Hallo J.

if you apply 110VDC to the circuit of Michael, only about 10mA is flowing through LED of optocoupler 4N35. From datasheet of 4N35 you can see, that 10mA causes a voltage drop of 1.2V typically across LED of optocoupler. So, 110V - 1.2V gives 108.8V. This voltage drops across the two resistors 11k and 100R, resulting in 108.8V / (11k + 100R) = 9.8mA.
9.8mA times 100R is 0.98. Plus 1.2V of LED of optocoupler makes 2.18V. This voltage lies also at 4.7V zenerdiode. But because 2.18V is much smaller than 4.7V threshold voltage of zenerdiode, NO RELEVANT current flows through zenerdiode.
Situation changes, when overvoltage is present at input of this circuitry. Then, zenerdiode limits rise of voltage across LED-100R-combination to less than about 4.7V. Then, and only then, 34mA is flowing through LED of optocoupler. From datasheet of 4N35 you can see that 1.3V drops accross LED when 34mA are flowing. 34mA times 100R makes 3.4V. Plus 1.3V of LED gives 4.7V.
Et voilà, mon capitaine...

Datasheet of 4N35 tells, that continuous LED forward current may be 60mA. So, with 34mA evrything is fine. 34mA makes a power dissipation across 100R resistor of 34mA x 34mA x 100R = 0.12W, so, the 100R resistor isn't overloaded, either.

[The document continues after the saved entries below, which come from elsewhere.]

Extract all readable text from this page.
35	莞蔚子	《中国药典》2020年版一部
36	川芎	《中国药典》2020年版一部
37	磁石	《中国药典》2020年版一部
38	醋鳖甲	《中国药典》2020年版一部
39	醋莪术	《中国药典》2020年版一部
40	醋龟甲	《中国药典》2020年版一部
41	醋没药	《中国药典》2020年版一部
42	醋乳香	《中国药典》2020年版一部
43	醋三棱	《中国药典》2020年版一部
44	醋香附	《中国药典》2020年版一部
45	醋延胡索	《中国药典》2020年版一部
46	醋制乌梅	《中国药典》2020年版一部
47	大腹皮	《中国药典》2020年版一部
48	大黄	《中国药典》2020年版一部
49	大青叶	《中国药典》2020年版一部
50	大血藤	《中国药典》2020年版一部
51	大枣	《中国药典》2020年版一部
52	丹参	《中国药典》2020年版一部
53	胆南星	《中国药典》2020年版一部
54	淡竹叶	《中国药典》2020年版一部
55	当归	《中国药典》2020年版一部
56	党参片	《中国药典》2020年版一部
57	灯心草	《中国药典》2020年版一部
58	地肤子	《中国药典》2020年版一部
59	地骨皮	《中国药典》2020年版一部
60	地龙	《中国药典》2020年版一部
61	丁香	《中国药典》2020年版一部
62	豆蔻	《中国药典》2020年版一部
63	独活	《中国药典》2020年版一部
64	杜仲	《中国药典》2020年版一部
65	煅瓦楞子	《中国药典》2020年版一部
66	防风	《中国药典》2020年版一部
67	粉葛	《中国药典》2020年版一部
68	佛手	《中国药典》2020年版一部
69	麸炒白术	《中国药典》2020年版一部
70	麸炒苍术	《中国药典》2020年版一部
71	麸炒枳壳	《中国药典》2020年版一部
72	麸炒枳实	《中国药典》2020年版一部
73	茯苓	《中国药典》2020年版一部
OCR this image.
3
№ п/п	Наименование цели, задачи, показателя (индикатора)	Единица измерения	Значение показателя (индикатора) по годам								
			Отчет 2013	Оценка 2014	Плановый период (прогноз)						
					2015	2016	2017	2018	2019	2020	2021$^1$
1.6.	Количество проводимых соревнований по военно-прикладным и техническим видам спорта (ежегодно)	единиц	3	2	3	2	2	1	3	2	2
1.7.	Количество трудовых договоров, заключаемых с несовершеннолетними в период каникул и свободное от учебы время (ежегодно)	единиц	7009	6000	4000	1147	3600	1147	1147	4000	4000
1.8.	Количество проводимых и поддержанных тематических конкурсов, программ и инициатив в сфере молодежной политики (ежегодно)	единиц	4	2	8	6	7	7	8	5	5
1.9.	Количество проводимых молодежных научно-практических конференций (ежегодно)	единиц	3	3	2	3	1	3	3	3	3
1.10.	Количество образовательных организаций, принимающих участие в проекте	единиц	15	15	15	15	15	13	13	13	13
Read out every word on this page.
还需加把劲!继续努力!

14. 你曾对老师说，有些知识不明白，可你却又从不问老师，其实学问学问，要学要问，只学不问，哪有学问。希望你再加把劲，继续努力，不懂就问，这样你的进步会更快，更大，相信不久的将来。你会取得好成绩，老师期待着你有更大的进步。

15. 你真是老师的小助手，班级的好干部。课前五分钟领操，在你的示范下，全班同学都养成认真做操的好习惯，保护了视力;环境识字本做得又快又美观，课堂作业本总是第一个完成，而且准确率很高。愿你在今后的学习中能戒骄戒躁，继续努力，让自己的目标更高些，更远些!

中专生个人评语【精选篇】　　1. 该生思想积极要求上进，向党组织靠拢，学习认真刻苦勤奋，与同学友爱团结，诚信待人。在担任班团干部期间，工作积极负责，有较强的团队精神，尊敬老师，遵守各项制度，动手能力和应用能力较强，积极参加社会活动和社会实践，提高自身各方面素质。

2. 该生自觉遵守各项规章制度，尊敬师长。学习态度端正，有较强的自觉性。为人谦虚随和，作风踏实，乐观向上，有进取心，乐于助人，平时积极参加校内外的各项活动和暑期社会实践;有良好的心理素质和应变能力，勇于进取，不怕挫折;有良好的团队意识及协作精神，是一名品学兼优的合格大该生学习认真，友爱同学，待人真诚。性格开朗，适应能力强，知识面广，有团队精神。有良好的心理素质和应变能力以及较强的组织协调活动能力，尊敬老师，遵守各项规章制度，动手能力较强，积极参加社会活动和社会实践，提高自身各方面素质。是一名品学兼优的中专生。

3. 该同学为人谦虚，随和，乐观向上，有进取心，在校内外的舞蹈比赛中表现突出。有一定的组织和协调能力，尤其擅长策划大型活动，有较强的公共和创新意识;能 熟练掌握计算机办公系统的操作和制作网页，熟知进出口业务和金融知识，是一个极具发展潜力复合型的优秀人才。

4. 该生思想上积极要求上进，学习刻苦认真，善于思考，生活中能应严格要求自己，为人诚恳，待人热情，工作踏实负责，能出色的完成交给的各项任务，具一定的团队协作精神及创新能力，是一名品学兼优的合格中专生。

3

When voltage at zener diode rises up to 4.7V 34mA are flowing through 11k resistor. This makes a voltage drop of 374V. So, voltage at zenerdiode rises up to 4.7V, when at the whole circuit 374V + 4.7V are dropping. If voltage rises further, also through zenerdiode current begins to flow. This current adds to that through the LED-100R-combination, means 34mA. If you use a 500mW zenerdiode, up to 106mA may flow through zenerdiode. Then, 106mA plus 34mA are flowing through 11k resistor, which makes a voltage drop of 1540V! So, even if overvoltage is rising up to about 1550V, no damage is to be expected for optocoupler, 100R resistor and zenerdiode. Only 11k resistor must be able to withstand this high voltage. But, don't be afraid, overvoltage along your 110V line should be much smaller, shouldn't it?

Nevertheless, 11k resistor should be a high power type. Under no-overload-condition 9.8mA is flowing through this resistor, which makes 1.06W. So, choose at least 2W. During overload condition, current flowing is much higher, but don't forget, that overload condition lasts only a very short time. So, in most cases, 2W type should be sufficient. But if you observe abnormal heating, then increase power rating, of course. Make an analysis of overload condition and decide for yourself, whether a 2W type is sufficent, or not.

Kai

PS. Please don't write "b'coz"! Or what would you think if I wrote "§&$%(}" for "Volt"?